The sole legatee could not retain the property against the executor, and until proper proceedings are taken in the Probate Court, the legatee could not maintain an action against the trustee. Pritchard v. Norwood, 155 Mass. 539. Cathaway v. Bowles, 136 Mass. 54. Flynn v. Flynn, 183 Mass. 365, and cases cited.

The trustee therefore did not have in its possession, when service of process was made, goods, effects or credits belonging to the defendant. The royalties from the copyrights held by it belonged to the executrix of the will of John Fiske and not to Mrs. Fiske individually.

The fact that Mrs. Fiske has neglected for eighteen years to file an account in the Probate Court, is not of itself sufficient to show that the title to the property has vested in herself as legatee, and mere delay did not give her ownership of the money. See in this connection Field v. Hitchcock, 14 Pick. 405.

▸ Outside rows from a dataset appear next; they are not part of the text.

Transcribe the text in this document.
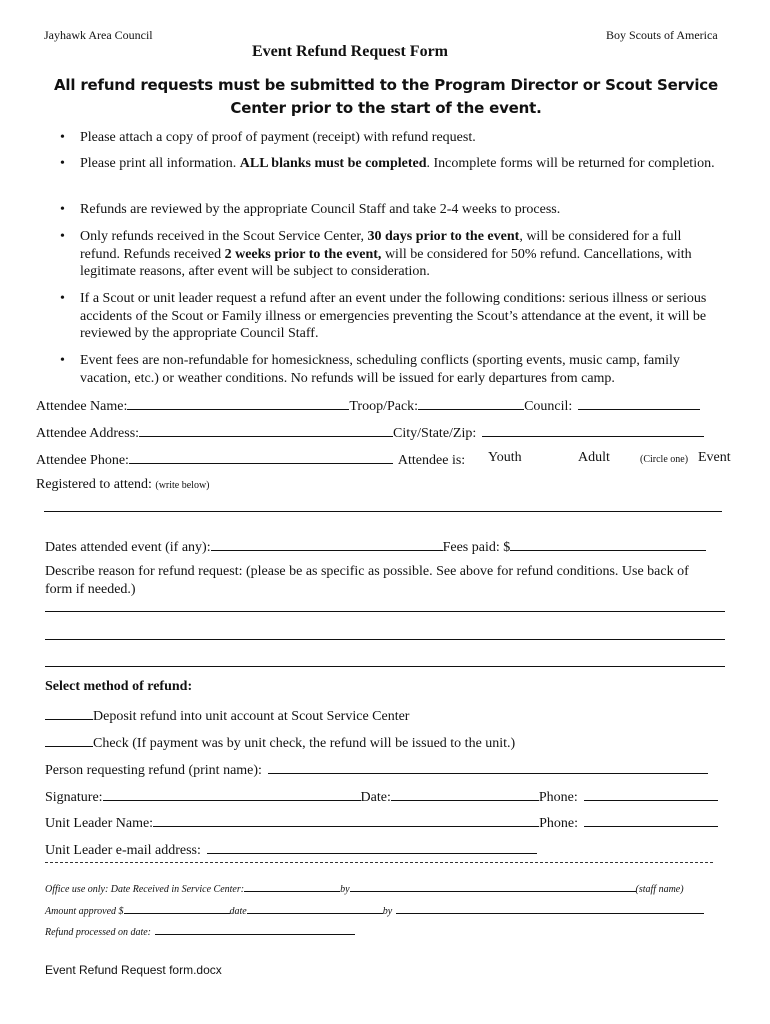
Jayhawk Area Council	Boy Scouts of America
Event Refund Request Form
All refund requests must be submitted to the Program Director or Scout Service Center prior to the start of the event.
• Please attach a copy of proof of payment (receipt) with refund request.
• Please print all information. ALL blanks must be completed. Incomplete forms will be returned for completion.
• Refunds are reviewed by the appropriate Council Staff and take 2-4 weeks to process.
• Only refunds received in the Scout Service Center, 30 days prior to the event, will be considered for a full refund. Refunds received 2 weeks prior to the event, will be considered for 50% refund. Cancellations, with legitimate reasons, after event will be subject to consideration.
• If a Scout or unit leader request a refund after an event under the following conditions: serious illness or serious accidents of the Scout or Family illness or emergencies preventing the Scout’s attendance at the event, it will be reviewed by the appropriate Council Staff.
• Event fees are non-refundable for homesickness, scheduling conflicts (sporting events, music camp, family vacation, etc.) or weather conditions. No refunds will be issued for early departures from camp.
Attendee Name:	Troop/Pack:	Council:
Attendee Address:	City/State/Zip:
Attendee Phone:	Attendee is: Youth	Adult	(Circle one) Event
Registered to attend: (write below)
Dates attended event (if any):	Fees paid: $
Describe reason for refund request: (please be as specific as possible. See above for refund conditions. Use back of form if needed.)
Select method of refund:
Deposit refund into unit account at Scout Service Center
Check (If payment was by unit check, the refund will be issued to the unit.)
Person requesting refund (print name):
Signature:	Date:	Phone:
Unit Leader Name:	Phone:
Unit Leader e-mail address:
Office use only: Date Received in Service Center:	by	(staff name)
Amount approved $	date	by
Refund processed on date:
Event Refund Request form.docx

If it were a question of taxation, Mrs. Fiske probably would continue to be liable to taxation in her capacity as executrix. St. 1909, c. 490, Part I, § 23, cls. 5, 7. Welch v. Boston, 211 Mass. 178. White v. Mott, 182 Mass. 195. There is nothing in Massachusetts Institute of Technology v. Attorney General, 235 Mass. 288, contrary to what is here decided. The plaintiff contends that the principle established in Blood v. Kane, 130 N. Y. 514, 518, Matter of Mullon, 145 N. Y. 98, Cooper v. Cooper, L. R. 7 H. L. 53, 65, to the effect that substantial proprietorship vests in the residuary legatee or next of kin subject only to the claims of creditors should be followed in the case at bar. But the statute, R. L. c. 189, regulating trustee process, gives the right to attach property in the hands of a third person only when the property belongs to the principal defendant. The remedy is limited by the statute, and *42under our practice of supervising the settlement of estates of deceased persons, where the Probate Court has entire jurisdiction, it cannot be held in this proceeding that the settled practice should be disturbed, and that the property in question passed from the executrix to the legatee, without any action by the Probate Court, and where there is no evidence tending to show that this property was treated as hers. The record does not show that Mrs. Fiske dealt with the property of the estate as her own. See Carleton v. Ashburnham, 102 Mass. 348; Williams v. Acton, 219 Mass. 520.

While there is some conflict in the earlier decisions as to the right of an adverse claimant to show that there is nothing due from the trustee of the principal defendant, it is now settled that a claimant in trustee process may be admitted as a party even if his title is not derived from the defendant by assignment and the claimant may show that there is nothing due from the alleged trustee to the principal defendant. Eastern Fur & Skin Co. v. Sternfeld, 233 Mass. 210. Wilde v. Mahaney, 183 Mass. 455. Sheehan v. Marston, 132 Mass. 161. Randall v. Way, 111 Mass. 506.

As there was nothing due the defendant from the trustee, it should have been discharged.

Judgment dismissing the report reversed and an order is to he entered discharging the trustee.